First, some statistics.
In the combined houses of parliament, Labor has 95 sitting members, 45 of whom are female (47.4%). The Coalition has 106 sitting members, 22 of whom are female (20.8%).
Office bearers, including the ministry, the outer ministry, parliamentary secretaries and their shadows, show a similar disparity with Labor filling 18 out of 46 positions with women (39.1%) and the Coalition, 10 out of 42 positions (23.8%).
Apart from the numbers discussion is the question of what role women play in their party’s decision-making.
Julie Bishop has been reduced to wandering around the world going to fashion shows and gala events and the role of Chief Protocol Officer fronting the media when Australians overseas are in trouble or calling for unity in the party room and a focus on the “Kill Bill” strategy.
As John Menadue points out, our ‘foreign policy’ has been taken over by the defence, security and military clique led by the Department of Defence, the Australian Strategic Policy Institute which is financed by DoD and defence contractors, ASIO, Border Protection and the Office of National Assessments.
Our military and defence clique in Australia is in turn heavily dependent on the US Departments of Defence, State, CIA and FBI for advice. It is at their insistence that we find our government identifying China as a ‘threat’ and it is at their insistence that Australia is ramping up its strike force capability. Why does Julie Bishop attend NATO meetings?

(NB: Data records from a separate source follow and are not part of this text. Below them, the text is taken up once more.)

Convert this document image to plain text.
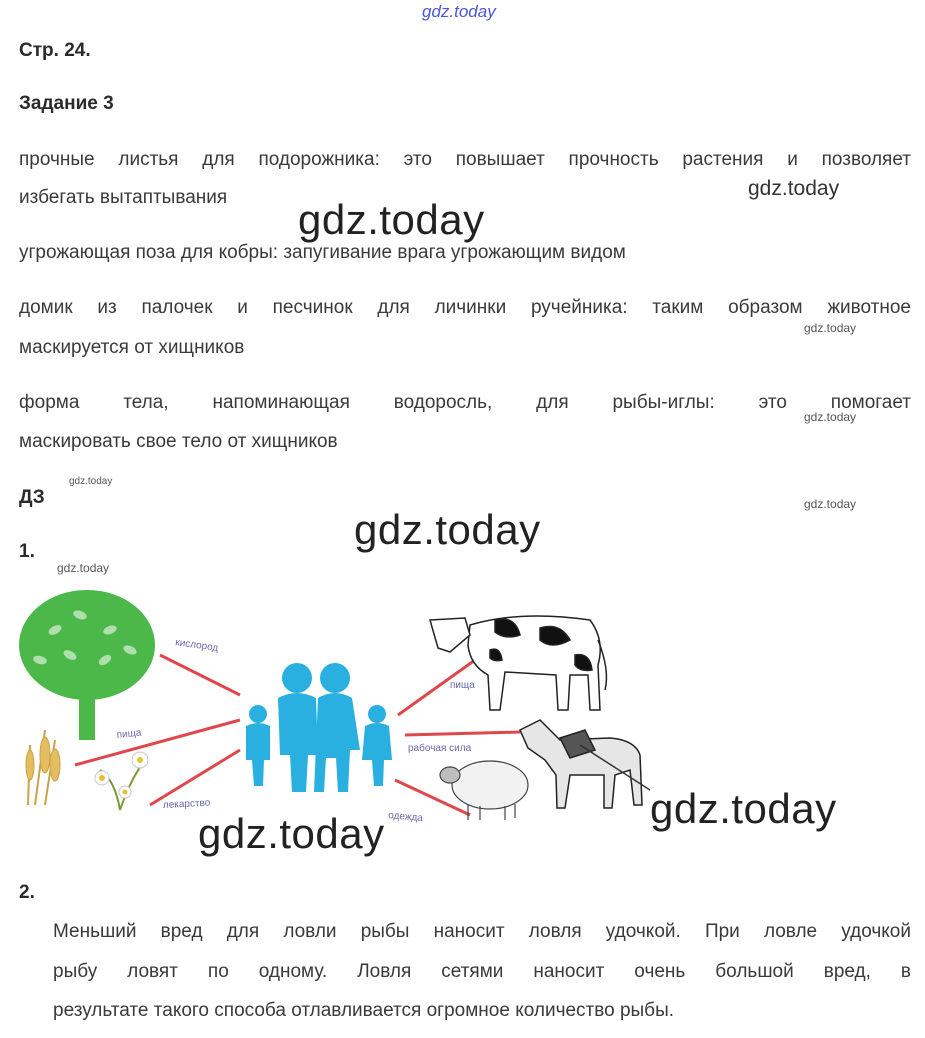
gdz.today
Стр. 24.
Задание 3
прочные листья для подорожника: это повышает прочность растения и позволяет
избегать вытаптывания
угрожающая поза для кобры: запугивание врага угрожающим видом
домик из палочек и песчинок для личинки ручейника: таким образом животное
маскируется от хищников
форма тела, напоминающая водоросль, для рыбы-иглы: это помогает
маскировать свое тело от хищников
gdz.today
gdz.today
gdz.today
gdz.today
ДЗ
gdz.today
gdz.today
gdz.today
1.
gdz.today
кислород
пища
лекарство
пища
рабочая сила
одежда
gdz.today
gdz.today
2.
Меньший вред для ловли рыбы наносит ловля удочкой. При ловле удочкой
рыбу ловят по одному. Ловля сетями наносит очень большой вред, в
результате такого способа отлавливается огромное количество рыбы.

ASIO and ASIS are very generously funded, but not DFAT. Further Julie Bishop has agreed to an unprecedented slashing of the Overseas Development Aid budget. She has little influence.

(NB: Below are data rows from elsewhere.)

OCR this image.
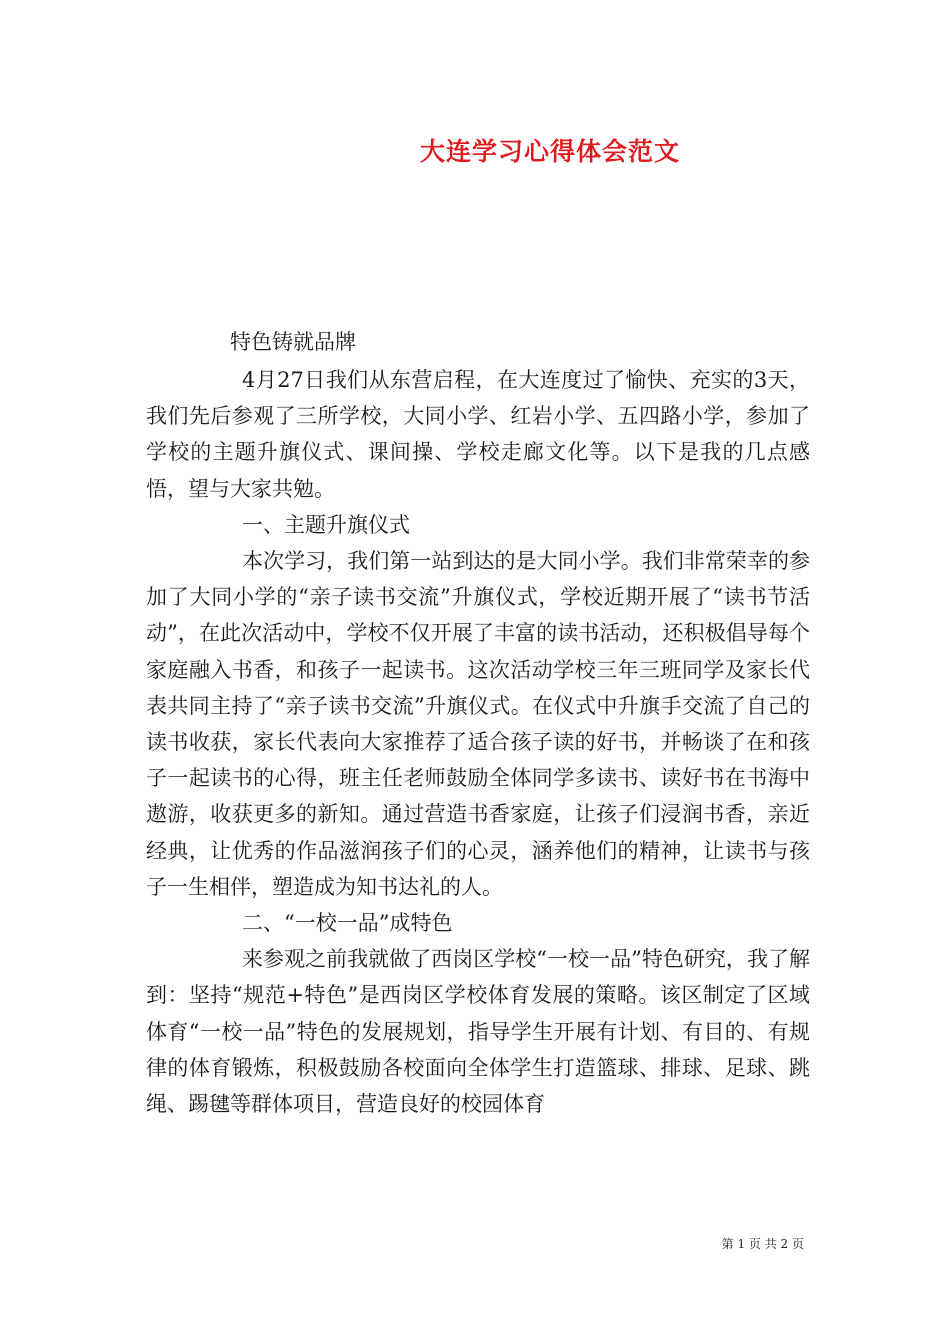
大连学习心得体会范文

特色铸就品牌

4月27日我们从东营启程，在大连度过了愉快、充实的3天，我们先后参观了三所学校，大同小学、红岩小学、五四路小学，参加了学校的主题升旗仪式、课间操、学校走廊文化等。以下是我的几点感悟，望与大家共勉。

一、主题升旗仪式

本次学习，我们第一站到达的是大同小学。我们非常荣幸的参加了大同小学的“亲子读书交流”升旗仪式，学校近期开展了“读书节活动”，在此次活动中，学校不仅开展了丰富的读书活动，还积极倡导每个家庭融入书香，和孩子一起读书。这次活动学校三年三班同学及家长代表共同主持了“亲子读书交流”升旗仪式。在仪式中升旗手交流了自己的读书收获，家长代表向大家推荐了适合孩子读的好书，并畅谈了在和孩子一起读书的心得，班主任老师鼓励全体同学多读书、读好书在书海中遨游，收获更多的新知。通过营造书香家庭，让孩子们浸润书香，亲近经典，让优秀的作品滋润孩子们的心灵，涵养他们的精神，让读书与孩子一生相伴，塑造成为知书达礼的人。

二、“一校一品”成特色

来参观之前我就做了西岗区学校“一校一品”特色研究，我了解到：坚持“规范+特色”是西岗区学校体育发展的策略。该区制定了区域体育“一校一品”特色的发展规划，指导学生开展有计划、有目的、有规律的体育锻炼，积极鼓励各校面向全体学生打造篮球、排球、足球、跳绳、踢毽等群体项目，营造良好的校园体育

第 1 页 共 2 页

Whilst Marise Payne seems a competent Minister, she is dancing to the tune played by the industrial military complex and increasingly seems to just be the lead-up act for Christopher Pyne’s multi-billion-dollar spending spree.
And then there is Michaelia Cash who would rather be described as feminine than as a feminist. Michaelia Cash who is more renowned for screeching nasty attacks on other women than for anything she has achieved as a parliamentarian. Michaelia Cash who was so hellbent on destroying the union movement that she, or her staff, illegally tipped off the media about, and wasted police resources on, raids on union headquarters about a donation they made more than a decade ago. We can only wonder why, after more than 150 days, Ms Cash has still not been interviewed by the AFP.
Tellingly, she is no longer responsible for Industrial Relations which has now been given to Craig Laundy.
Also in the ministry, we have Bridget McKenzie, described by Barnaby Joyce as “a flash bit of kit” in parliament. Only two of the 20 Nationals in parliament are women which may explain Barnaby’s excitement and, dare I say, Bridget’s promotion to deputy leader. She can be relied upon to toe the party line and not rock the boat. Unfortunately, her passion seems to be limited to watering down gun laws.
And to round out the female Coalition Ministry we have the hapless Kelly O’Dwyer who is great at fundraising but not so good at understanding the economic policy she is sent out to spruik. After a few spectacular gaffes, she seems to have largely disappeared from the media other than the occasional backdrop appearance.
In the outer ministry we have Concetta Fierravanti-Wells and four parliamentary secretaries – Karen Andrews, Jane Prentice, Melissa Price and Anne Rushton.
Compare them to the strong intelligent women in Labor’s Shadow Ministry – Tanya Plibersek, Penny Wong, Jenny Macklin, Katherine King, Amanda Rishworth, Michelle Rowland, and Julie Collins. In the outer shadow ministry they have Claire Moore, Linda Burney, Carol Brown and Clare O’Neil, and seven parliamentary secretaries – Jacinta Collins, Terri Butler, Helen Polley, Julie Owens, Louise Pratt, Gai Brodtmann, Lisa Chesters and Deborah O’Neill.
And that is before you get to a backbench with very talented women like Kristina Keneally, Ged Kearny, Lisa Singh, Jenny McAllister, Anne Aly, Kate Ellis and Katy Gallagher among others.
All of these Labor women make their voices heard and are instrumental, not just in talking about policy, but in framing it.
There have been women in the Coalition, like Judi Moylan and Sharman Stone, who have dared to speak out against the boys’ decisions but it kills any chance they have for advancement. Stick to the talking points or be quiet is the message. Go do some fundraising or just nod and ask Dorothy Dixxers when asked to.
Women will never be able to achieve their potential under a Coalition government who insists on making decisions about them and for them, but rarely with them.
It would be interesting to know how many of the Coalition men went to an all boys school.